- Do you cut your skin until it bleeds or pull your hair until it comes out?
- Do you have low muscle tone that makes moving seem an effort?
If so, your cutting or hair pulling may not be psychiatric but physical -- a result of sensory processing disorder (SPD).
Cutting your skin or pulling out your hair is considered a psychiatric disorder whose purpose is to distract you from intense emotional pain. Apparently it does so by releasing endorphins, the body's natural painkillers, rapidly reducing tension. Some have described the feeling afterwards as a “calm, bad feeling.”
But cutting or pulling serves another purpose: it helps you get in touch with your body. For this reason, cutting is common with people with sensory processing disorder (SPD).
Those with SPD tend to either feel things to intensely and are hypersensitive, or feel too little and are under-sensitive to sensation and experience sensory deprivation. Cutting, pulling, skin-picking etc. is basically a self-stimming behavior that calms the body by regulating internal sensory input. Why choose this route to self-regulate? Hands, scalp, and face have many nerve endings. And though it might seem counter-intuitive to seek sensation if you experience things too intensely, the body in overload will go into a state of numbness for protection – the same as it does when traumatized. A sudden wham of sensation where you have the most nerve endings will snap you out of the deadness.
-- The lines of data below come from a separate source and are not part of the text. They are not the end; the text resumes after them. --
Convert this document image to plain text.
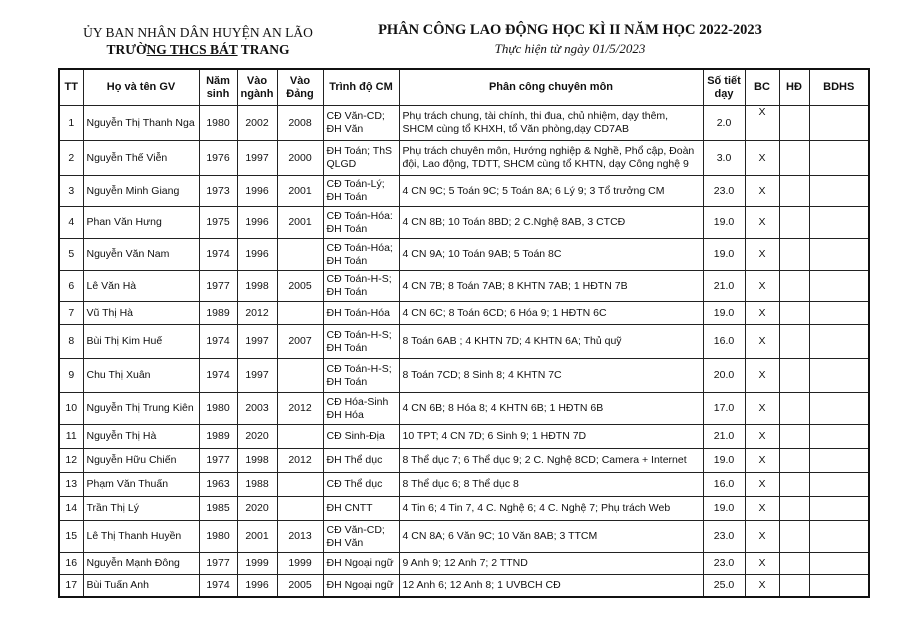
ỦY BAN NHÂN DÂN HUYỆN AN LÃO
TRƯỜNG THCS BÁT TRANG
PHÂN CÔNG LAO ĐỘNG HỌC KÌ II NĂM HỌC 2022-2023
Thực hiện từ ngày 01/5/2023
TT	Họ và tên GV	Năm sinh	Vào ngành	Vào Đảng	Trình độ CM	Phân công chuyên môn	Số tiết dạy	BC	HĐ	BDHS
1	Nguyễn Thị Thanh Nga	1980	2002	2008	CĐ Văn-CD; ĐH Văn	Phụ trách chung, tài chính, thi đua, chủ nhiệm, dạy thêm, SHCM cùng tổ KHXH, tổ Văn phòng,dạy CD7AB	2.0	X		
2	Nguyễn Thế Viễn	1976	1997	2000	ĐH Toán; ThS QLGD	Phụ trách chuyên môn, Hướng nghiệp & Nghề, Phổ cập, Đoàn đội, Lao động, TDTT, SHCM cùng tổ KHTN, dạy Công nghệ 9	3.0	X		
3	Nguyễn Minh Giang	1973	1996	2001	CĐ Toán-Lý; ĐH Toán	4 CN 9C; 5 Toán 9C; 5 Toán 8A; 6 Lý 9; 3 Tổ trưởng CM	23.0	X		
4	Phan Văn Hưng	1975	1996	2001	CĐ Toán-Hóa: ĐH Toán	4 CN 8B; 10 Toán 8BD; 2 C.Nghệ 8AB, 3 CTCĐ	19.0	X		
5	Nguyễn Văn Nam	1974	1996		CĐ Toán-Hóa; ĐH Toán	4 CN 9A; 10 Toán 9AB; 5 Toán 8C	19.0	X		
6	Lê Văn Hà	1977	1998	2005	CĐ Toán-H-S; ĐH Toán	4 CN 7B; 8 Toán 7AB; 8 KHTN 7AB; 1 HĐTN 7B	21.0	X		
7	Vũ Thị Hà	1989	2012		ĐH Toán-Hóa	4 CN 6C; 8 Toán 6CD; 6 Hóa 9; 1 HĐTN 6C	19.0	X		
8	Bùi Thị Kim Huế	1974	1997	2007	CĐ Toán-H-S; ĐH Toán	8 Toán 6AB ; 4 KHTN 7D; 4 KHTN 6A; Thủ quỹ	16.0	X		
9	Chu Thị Xuân	1974	1997		CĐ Toán-H-S; ĐH Toán	8 Toán 7CD; 8 Sinh 8; 4 KHTN 7C	20.0	X		
10	Nguyễn Thị Trung Kiên	1980	2003	2012	CĐ Hóa-Sinh ĐH Hóa	4 CN 6B; 8 Hóa 8; 4 KHTN 6B; 1 HĐTN 6B	17.0	X		
11	Nguyễn Thị Hà	1989	2020		CĐ Sinh-Địa	10 TPT; 4 CN 7D; 6 Sinh 9; 1 HĐTN 7D	21.0	X		
12	Nguyễn Hữu Chiến	1977	1998	2012	ĐH Thể dục	8 Thể dục 7; 6 Thể dục 9; 2 C. Nghệ 8CD; Camera + Internet	19.0	X		
13	Phạm Văn Thuấn	1963	1988		CĐ Thể dục	8 Thể dục 6; 8 Thể dục 8	16.0	X		
14	Trần Thị Lý	1985	2020		ĐH CNTT	4 Tin 6; 4 Tin 7, 4 C. Nghệ 6; 4 C. Nghệ 7; Phụ trách Web	19.0	X		
15	Lê Thị Thanh Huyền	1980	2001	2013	CĐ Văn-CD; ĐH Văn	4 CN 8A; 6 Văn 9C; 10 Văn 8AB; 3 TTCM	23.0	X		
16	Nguyễn Mạnh Đông	1977	1999	1999	ĐH Ngoại ngữ	9 Anh 9; 12 Anh 7; 2 TTND	23.0	X		
17	Bùi Tuấn Anh	1974	1996	2005	ĐH Ngoại ngữ	12 Anh 6; 12 Anh 8; 1 UVBCH CĐ	25.0	X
Those with SPD who are under-sensitive to sensation are especially likely to use cutting etc. for self-stimming. Under-sensitivity typically goes hand in hand with having low muscle tone (think non-muscular, fleshy or floppy) and poor body awareness, which puts you at high risk for depression. Under severe emotional turmoil, you may feel emotionally frozen and cut off from your body. Cutting your skin or pulling out your hair provides intense skin sensation and pressure that helps you re-connect with your body and know you are alive and okay.
Cutting may also give you an increased sense of mastery and control for those who feel out of control and powerless to change their circumstances or experiences – an all too common mindset of those with SPD and especially for those who have suffered the dysfunction for their whole lives.
Of course, there are better ways to get in touch with your body. Deep pressure touch, as in a bear hug or massage increases body awareness as does “heavy work” – exercise that heavily engages the joints and muscles, like uphill biking, working out with weights, or carrying heavy groceries or your child.